Q: Why do people get jealous?
A: People can get jealous for a variety of reasons. They could be nervous about either emotional or physical infidelity in their partner, which could be based on either a real or a perceived threat. Jealousy comes in a variety of forms, ranging from worry about cheating to feeling that your partner is spending too much time with their friends and family.
Q: Is jealousy in friendships different from jealousy in romantic relationships?
A: This type of jealousy is less studied, and jealousy is not equivalent to envy, which is more likely to occur in friendships. For example, you could be envious over your friend’s accomplishments.
Q: Does jealousy change with age?
A: Jealousy varies person to person. Generally, people become more conscientious with age, and narcissism and neuroticism usually lessens with age, which could indicate a more relaxed, less jealous relationship. I don’t have a concrete answer, but based on studies in eroticism changing with age, I would say yes.
Q: Are people pre-determined to be more jealous, or is it more of a nurture thing?
A: Social psychologists would say both nature and nurture are a factor in how jealous a person is. Yes, a person would be born with a certain predisposition to jealousy, but nurture definitely affects how jealous a person generally is. As you can imagine, if you have been cheated on in the past, it might make you feel insecure in future relationships, increasing your jealous tendencies.
Q: Are there ways to prevent jealousy? Combat it?
A: There is a method to combat jealousy called integrative communication. It consists of addressing your concerns to your partner in a calm, direct way. However, a little jealousy can actually be a good thing. It shows that you feel there is value to your relationship.
In regards to preventing jealousy… Amy Noise, a psychology researcher from Toronto, found that Facebook significantly increases jealousy in couples. Facebook is the perfect microcosm for jealousy because the more you “stalk” your partner, the more you notice exes and attractive people, and it is easy to feel threatened and question your partner about why she/ he is friends with certain people. There is also a lot of ambiguity in social media-- seeing a “like” or a comment doesn’t show the whole picture, so it is easy to make assumptions and let insecurity take over.
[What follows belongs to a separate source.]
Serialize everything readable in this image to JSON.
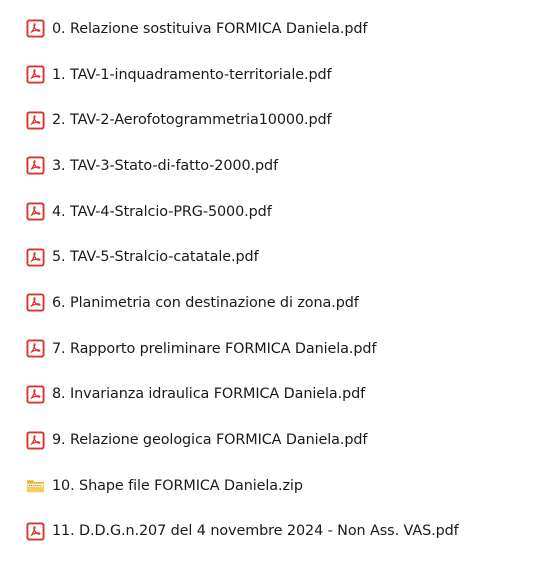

So, especially if you are the type of person who already tends towards jealousy, it is best to avoid poring over everything your partner does online.
Q: Would you ever say jealousy is helpful?
A: 75% of people in relationships say that they try to make the other person jealous on purpose, at least occasionally, as a tool to test how much the other person cares. There is some validity to this-- someone who demonstrates no reaction to potential threats may not care as much as they should.
Q: How should people talk about their own feelings of jealousy?
A: Like mentioned above, integrative communication is the best approach to dealing with jealousy. Integrative communication is calm, direct, and constructive. It is important to be sensitive to your partner’s health though-- avoid being harsh or overly judgemental. You can be constructive in small doses, and talking about jealousy often strengthens your relationship. In a weird way, jealousy in small amounts is actually what keeps people together. It motivates you to show more affection, and makes it harder to take your partner for granted.